Cauby, a grande estrela de 'Conceição' |
Há um samba-canção que marcou época na
MPB e foi o maior sucesso de 1956: Conceição, de Jair Amorim e Dunga, ‘estouro’
nas paradas e repertório de 9 entre 10 estrelas e sucesso imortal de Cauby Peixoto.

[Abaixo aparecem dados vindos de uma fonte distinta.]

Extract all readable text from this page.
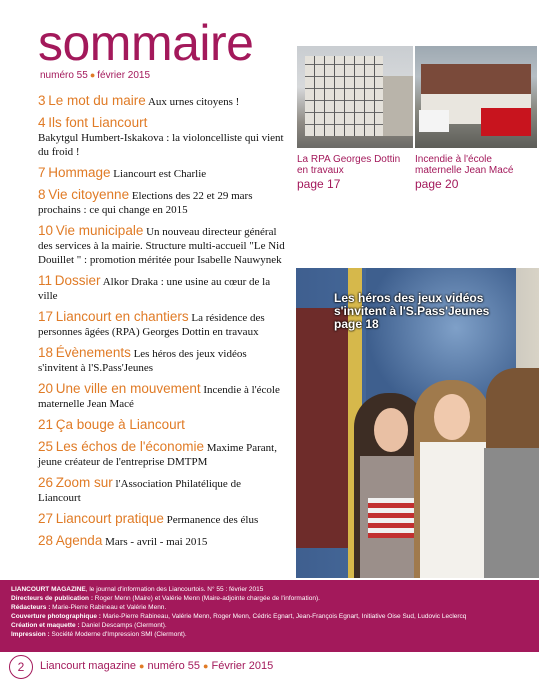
sommaire
numéro 55 ● février 2015
3 Le mot du maire Aux urnes citoyens !
4 Ils font Liancourt
Bakytgul Humbert-Iskakova : la violoncelliste qui vient du froid !
7 Hommage Liancourt est Charlie
8 Vie citoyenne Elections des 22 et 29 mars prochains : ce qui change en 2015
10 Vie municipale Un nouveau directeur général des services à la mairie. Structure multi-accueil "Le Nid Douillet " : promotion méritée pour Isabelle Nauwynek
11 Dossier Alkor Draka : une usine au cœur de la ville
17 Liancourt en chantiers La résidence des personnes âgées (RPA) Georges Dottin en travaux
18 Évènements Les héros des jeux vidéos s'invitent à l'S.Pass'Jeunes
20 Une ville en mouvement Incendie à l'école maternelle Jean Macé
21 Ça bouge à Liancourt
25 Les échos de l'économie Maxime Parant, jeune créateur de l'entreprise DMTPM
26 Zoom sur l'Association Philatélique de Liancourt
27 Liancourt pratique Permanence des élus
28 Agenda Mars - avril - mai 2015
La RPA Georges Dottin en travaux
page 17
Incendie à l'école maternelle Jean Macé
page 20
Les héros des jeux vidéos s'invitent à l'S.Pass'Jeunes
page 18
LIANCOURT MAGAZINE, le journal d'information des Liancourtois. N° 55 : février 2015
Directeurs de publication : Roger Menn (Maire) et Valérie Menn (Maire-adjointe chargée de l'information).
Rédacteurs : Marie-Pierre Rabineau et Valérie Menn.
Couverture photographique : Marie-Pierre Rabineau, Valérie Menn, Roger Menn, Cédric Egnart, Jean-François Egnart, Initiative Oise Sud, Ludovic Leclercq
Création et maquette : Daniel Descamps (Clermont).
Impression : Société Moderne d'Impression SMI (Clermont).
2	Liancourt magazine ● numéro 55 ● Février 2015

Trata-se da história de uma
mulher que não se conformava em viver na pobreza: “Conceição / (...) vivia no
morro a sonhar / com coisas que o morro não tem”. Pois não é que a musa subiu
de vida, mas a ascensão social terminou em um tombo infeliz para ela? “ E agora
daria um milhão / para ser outra vez Conceição”. No mesmo ano (na verdade,
composta em 1953), também causou frisson a Iracema, de Adoniran Barbosa, uma
dor de cotovelo profunda: “...Iracema / meu grande amor foi embora / chorei, eu
chorei de dor porque / Iracema / meu grande amor foi você”.
Jobim e Dindi |
Saltemos para 1959, com Dindi, de Tom
Jobim e Aluízio de Oliveira, um samba-canção que rodou o mundo, gravado mais de
uma centena de vezes (incluindo Ella Fitzgerald e Sinatra) e que teve seu modesto
début com Sylvia Telles. Tom inspirou-se no riacho de uma fazenda - que tem
esse nome, ‘Dirindi’, ou Dindi - atrás de seu sítio próximo a Petrópolis (RJ). Sabe-se
lá se imaginou um idílio com misteriosa ninfa dos bosques petropolitanos. “Ah,
Dindi / se soubesse do bem que eu te quero / o mundo seria, Dindi, tudo, Dindi,
lindo, Dindi”.
O jovem Carlos Lyra |
O anonimato de Maria Ninguém, samba
de Carlos Lyra (também de 59), cativa. (Ele, também o autor da mais bela declaração
de amor da bossa-nova, Minha Namorada). É um canto à mulher misteriosa, difícil
de conquistar: “Maria Ninguém / é um dom que muito homem não tem / haja visto
quanta gente / que chama Maria / e Maria não vem”. Musas que ninguém sabe quem
foram, como Kalú, Tereza da Praia, Dindi e Maria Ninguém são moldura para
qualquer mulher com que se possa sonhar.
Passados a era JK, a renúncia de
Jânio e o famoso show que tornou a bossa-nova um ritmo universal via concerto
no Carnegie Hall (a nata do jazz presente), veio o golpe de 1964. As letras de
Chico Buarque tornaram-se mais intimistas e ricas em poesia. Um bom exemplo é A
Rita (1966), ainda com o toque mais conservador, mas de uma inteligência extraordinária:
“A Rita levou meu sorriso / no sorriso dela / meu assunto”. E prossegue, de jeito
literato: “...levou seu retrato, seu trapo, seu prato / (...) uma imagem de São
Francisco / e um bom disco de Noel”. Levaram
tudo do poeta, e há quem diga que Chico se referia à ditadura: Rita, suas
coisas, a imagem de São Francisco e o bolachão do Noel Rosa.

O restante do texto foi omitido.